Settled land: land held or deemed to be held on trust (usually referred to as a settlement) subject to the terms of the Settled Land Act 1925. Trusts of this kind may now only be created in exceptional circumstances (see Trusts of Land and Appointment of Trustees Act 1996 s 2 and schedule 1). Such trusts were used in relation to land in which two or more beneficial interests were to exist in succession to one another. See Settled Land Act 1925 s 117(1)(xxiv).
Standard investment criteria: see notes on clause 4 of the Bill.

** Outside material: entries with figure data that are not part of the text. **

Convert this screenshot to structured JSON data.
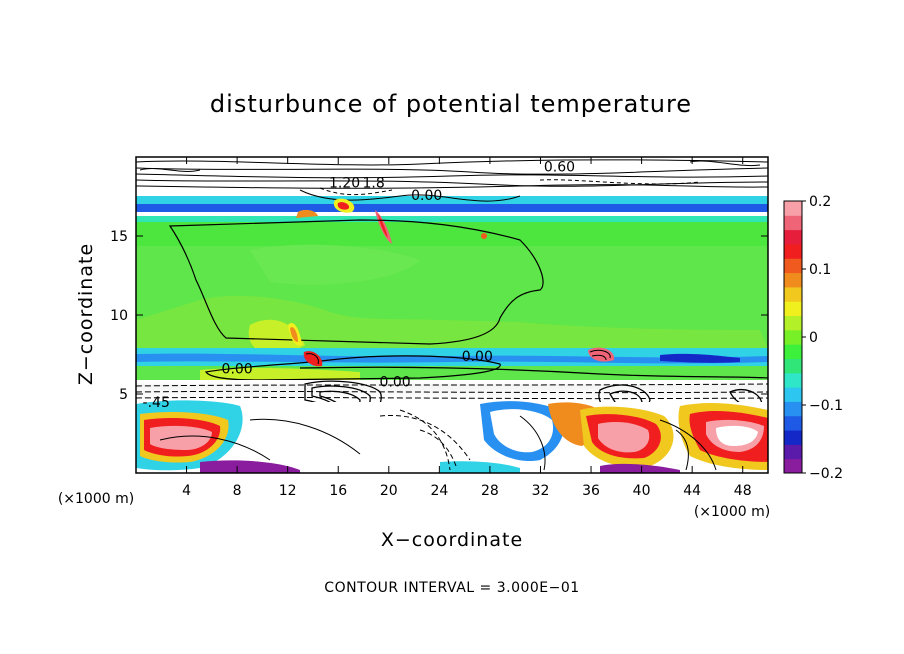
{
  "chart_data": {
    "type": "heatmap",
    "title": "disturbunce of potential temperature",
    "xlabel": "X−coordinate",
    "ylabel": "Z−coordinate",
    "x_unit_label_left": "(×1000 m)",
    "x_unit_label_right": "(×1000 m)",
    "xlim": [
      0,
      50
    ],
    "ylim": [
      0,
      20
    ],
    "x_ticks": [
      4,
      8,
      12,
      16,
      20,
      24,
      28,
      32,
      36,
      40,
      44,
      48
    ],
    "y_ticks": [
      5,
      10,
      15
    ],
    "footnote": "CONTOUR INTERVAL = 3.000E−01",
    "colorbar": {
      "min": -0.2,
      "max": 0.2,
      "tick_values": [
        0.2,
        0.1,
        0,
        -0.1,
        -0.2
      ],
      "tick_labels": [
        "0.2",
        "0.1",
        "0",
        "−0.1",
        "−0.2"
      ],
      "colors": [
        "#8a1c9e",
        "#5a1aaa",
        "#1428c8",
        "#1e5ae6",
        "#2890f0",
        "#2cc6f0",
        "#30e6c8",
        "#30e678",
        "#3cf03c",
        "#78f028",
        "#b4f028",
        "#f0f01e",
        "#f0c81e",
        "#f08c1e",
        "#f05a1e",
        "#f01e1e",
        "#e61e3c",
        "#f06478",
        "#f8a0a8"
      ]
    },
    "contour_labels": [
      {
        "text": "0.60",
        "x": 33.5,
        "z": 19.4
      },
      {
        "text": "1.20",
        "x": 16.5,
        "z": 18.4
      },
      {
        "text": "1.8",
        "x": 18.8,
        "z": 18.4
      },
      {
        "text": "0.00",
        "x": 23.0,
        "z": 17.6
      },
      {
        "text": "0.00",
        "x": 8.0,
        "z": 6.6
      },
      {
        "text": "0.00",
        "x": 27.0,
        "z": 7.4
      },
      {
        "text": "0.00",
        "x": 20.5,
        "z": 5.8
      },
      {
        "text": "-.45",
        "x": 1.6,
        "z": 4.5
      }
    ]
  }
}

Statutory owner: a person having the powers of an immediate beneficiary of settled land, where the beneficiary himself is under 18 or there is no immediate beneficiary (for example, in a discretionary settlement in which no beneficiary has been appointed). The statutory owner is either the person of full age on whom the powers are conferred by the settlement; the trustees of the settlement; or, in a settlement made by will on a beneficiary under 18, the testator's personal representatives until the property is vested in the tenant for life.
Tenant for life (life tenant): a person owning land for an equitable interest that subsists for the whole of his life but terminates on his death. The Settled Land Act 1925 lays down the statutory powers of a tenant for life.
Testamentary Trusts: trusts established under a will.
Trustee de son tort: a person unconnected with a trust who takes upon himself to act as a trustee. He is thereafter liable, as if he had been appointed a trustee.
Trustee function of the donor: a trustee function of the donor is one the donor has as a sole trustee or one he or she exercises jointly with fellow trustees.
Trust and trustee: a trustee is a person who has property or rights (trust property or assets) which he holds or is bound to exercise for or on behalf of another or others, or for the accomplishment of some particular purpose or purposes. He or she is said to hold the property on trust for that other or others, or for that purpose or purposes.
Trust corporation: a trust corporation is one of certain companies with a large paid up capital, or one of certain officials. The most commonly encountered trust corporation is perhaps an executor and trustee company owned by one of the major banks or financial institutions. The term is defined in the Trustee Act 1925 (s 68(1) para (18) which definition was extended by Law of Property (Amendment) Act 1926 s 3).
Trust Fund: see clause 39(1) of the Bill.
Trust instrument: the document setting out the terms of the trust.
Trust of land: a trust of land is any trust of property which consists of or includes land subject to exceptions for settled land and land to which the University and College Estates Act 1925 applies (Trusts of Land and Appointment of Trustees Act 1996 s 1).
Trust property or assets: see trust and trustee.
Trustee: see trust and trustee.
Trustee function: means the trusts, powers and discretions vested in the donor as trustee (Trustee Act 1925 s 25(1); Trusts of Land and Appointment of Trustees Act 1996 s 9(1).
Trusts: may be private or public (charitable). A private trust is a trust for the benefit of an individual or class, irrespective of any benefit which may be conferred on the public at large. A public trust is a trust whose object is to promote the public welfare, even if it incidentally confers a benefit on an individual or class. Charitable trusts are public trusts solely and exclusively for purposes that the law regards as charitable. In this sense, a purpose is charitable only if it is for the furtherance of religion, for the advancement of education, for the relief of poverty, or for other purposes beneficial to the community. Charitable trust is defined in clause 39(1) of the Bill.
Ultra vires: an act is ultra vires if it is in excess of the powers of the person doing the act.
Will: a document by which a person (called the testator) appoints executors to administer his estate after his death, and directs the manner in which it is to be distributed to the beneficiaries he specifies.